«Vi spiego perché Renzi ha deluso i sindaci italiani»
30 Agosto 2016
Riprende il nostro giro di interviste con gli amministratori locali schierati per il No al referendum costituzionale. Oggi parliamo con Guido Castelli, sindaco di Ascoli Piceno e responsabile nazionale ANCI per la finanza locale.
Sindaco, leggendo il suo libro “No, Caro Matteo” si avverte una forte delusione verso Renzi e la riforma costituzionale. Da dove nasce questa insoddisfazione?
Occorre fare una premessa. Quando esplode la Grande Crisi economico-finanziaria, i sindaci accettano di pagare un contributo altissimo per risanare i conti pubblici del nostro Paese. Doveva essere una risposta di emergenza imposta da una ‘economia di guerra’, ma con il passare del tempo l’eccezione è diventata la regola.
E la riforma Renzi?
Con la riforma costituzionale siamo davanti a un ulteriore perfezionamento del cambio di paradigma che le ho appena illustrato. Se vincesse il Sì al referendum, ci ritroveremmo con un modello assolutamente neocentralista in termini di organizzazione dello Stato e con il rischio di assistere al tramonto del concetto giuridico e giuspubblicistico di sussidiarietà verticale.

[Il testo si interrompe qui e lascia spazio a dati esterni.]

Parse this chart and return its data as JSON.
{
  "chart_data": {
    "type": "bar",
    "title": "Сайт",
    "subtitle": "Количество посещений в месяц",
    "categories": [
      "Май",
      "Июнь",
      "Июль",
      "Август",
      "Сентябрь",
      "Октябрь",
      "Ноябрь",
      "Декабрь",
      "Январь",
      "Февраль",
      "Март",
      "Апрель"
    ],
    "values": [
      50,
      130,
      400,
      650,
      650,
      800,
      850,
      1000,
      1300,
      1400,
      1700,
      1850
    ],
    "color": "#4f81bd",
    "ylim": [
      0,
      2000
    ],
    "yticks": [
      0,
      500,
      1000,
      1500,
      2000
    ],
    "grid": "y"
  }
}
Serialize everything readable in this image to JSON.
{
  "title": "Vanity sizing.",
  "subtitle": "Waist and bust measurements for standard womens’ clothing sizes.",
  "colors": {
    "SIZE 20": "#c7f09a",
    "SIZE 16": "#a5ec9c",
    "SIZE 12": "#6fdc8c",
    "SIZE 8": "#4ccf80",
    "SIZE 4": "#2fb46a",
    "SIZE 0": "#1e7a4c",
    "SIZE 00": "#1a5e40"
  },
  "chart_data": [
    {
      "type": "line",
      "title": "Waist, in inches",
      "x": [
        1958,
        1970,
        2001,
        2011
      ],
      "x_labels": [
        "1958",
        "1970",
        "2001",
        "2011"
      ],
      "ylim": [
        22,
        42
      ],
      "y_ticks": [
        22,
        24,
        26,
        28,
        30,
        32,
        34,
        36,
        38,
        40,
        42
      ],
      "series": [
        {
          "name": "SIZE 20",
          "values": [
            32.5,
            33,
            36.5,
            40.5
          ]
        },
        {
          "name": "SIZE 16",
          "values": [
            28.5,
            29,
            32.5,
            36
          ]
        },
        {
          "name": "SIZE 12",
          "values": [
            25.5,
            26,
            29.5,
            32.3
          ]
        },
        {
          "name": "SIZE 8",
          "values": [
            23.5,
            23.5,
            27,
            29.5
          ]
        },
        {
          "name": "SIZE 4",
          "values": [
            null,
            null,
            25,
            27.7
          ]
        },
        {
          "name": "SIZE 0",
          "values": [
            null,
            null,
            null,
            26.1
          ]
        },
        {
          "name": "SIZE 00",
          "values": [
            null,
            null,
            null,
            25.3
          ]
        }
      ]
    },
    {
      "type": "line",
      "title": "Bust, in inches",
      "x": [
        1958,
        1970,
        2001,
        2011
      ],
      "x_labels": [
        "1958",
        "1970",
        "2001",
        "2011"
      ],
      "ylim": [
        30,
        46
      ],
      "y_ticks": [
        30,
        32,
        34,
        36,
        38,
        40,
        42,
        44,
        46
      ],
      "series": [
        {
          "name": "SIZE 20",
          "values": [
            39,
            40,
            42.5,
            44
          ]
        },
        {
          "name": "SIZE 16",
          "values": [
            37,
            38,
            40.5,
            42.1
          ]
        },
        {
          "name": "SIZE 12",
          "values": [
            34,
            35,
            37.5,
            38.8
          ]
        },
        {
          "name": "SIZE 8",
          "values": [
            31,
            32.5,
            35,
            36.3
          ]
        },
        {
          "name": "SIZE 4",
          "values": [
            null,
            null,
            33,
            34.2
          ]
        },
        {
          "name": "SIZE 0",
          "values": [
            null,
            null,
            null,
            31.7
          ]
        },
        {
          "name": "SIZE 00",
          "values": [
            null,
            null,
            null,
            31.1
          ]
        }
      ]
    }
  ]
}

La chiamano solitudine dei sindaci.
Nel mio libro ho cercato di descrivere questa parabola delle autonomie in Italia. Una intera filiera istituzionale, che si identifica con la prossimità e il senso di responsabilità verso i cittadini, oggi deve fare i conti in perfetta solitudine con le esigenze della spending review da una parte i bisogni degli italiani dall’altra, senza avere purtroppo grandi risorse a disposizione.
Diamo qualche cifra?
Dal marzo del 2014 al marzo del 2016, il debito pubblico dell’Italia è aumentato, quello dei Comuni è diminuito. E’ chiaro che i sindaci hanno fatto i compiti a casa, altri no. Lo Stato, che si è dimostrato rigoroso oltre che esoso con i territori, è apparso invece poco propenso ad autoriformarsi a livello centrale.
Torniamo a Renzi e alla campagna referendaria. Non le sembra che il presidente del consiglio sia sempre più in difficoltà?
Se dovessi usare il gergo del ciclismo, direi che Renzi ha messo il “rapportone” per affrontare la scalata del Pordoi, ma poi si è accorto che i risultati non arrivavano e al momento sembra aver perso lucidità politica. E’ un Renzi diverso da quello che conoscevamo, un leader che non convince più gli italiani. Il premier scontava già il vizio di origine di non essere stato eletto, ora perde anche il feeling che aveva dimostrato di avere con il popolo italiano.
Cosa non ha funzionato?
Renzi aveva suscitato delle attese anche nei sindaci che non la pensavano come lui. Ricordo il Congresso dell’ANCI di Brindisi, quando Renzi lancia Delrio e apre una spaccatura nel partito democratico, tra il nuovo Pd carico di promesse riformatrici e la “Ditta” bersaniana che all’epoca scommetteva su Emiliano. Ebbene, il “Sindaco d’Italia”, cioè l’idea di introdurre a livello nazionale quel metodo pragmatico che abbiamo noi amministratori di risolvere le cose sui territori, all’epoca aveva suscitato grande interesse e curiosità. Peccato che in seguito Renzi abbia fatto esattamente il contrario di quello che aveva promesso.
Si può dire che, comunque vada a finire il referendum costituzionale, Matteo Renzi si lascia dietro un Paese più diviso?
Sì. L’Italia paga un prezzo troppo alto, politico e sociale, a causa della mutevolezza di interpretazioni impressa da Renzi alla campagna referendaria. Il premier ha diviso il Paese. Qualche sindaco potrà anche seguirlo sotto la bandiera del Sì ma tutti, dico tutti gli amministratori locali, chiedono maggiori risorse e che si torni a dare il giusto peso alle autonomie locali.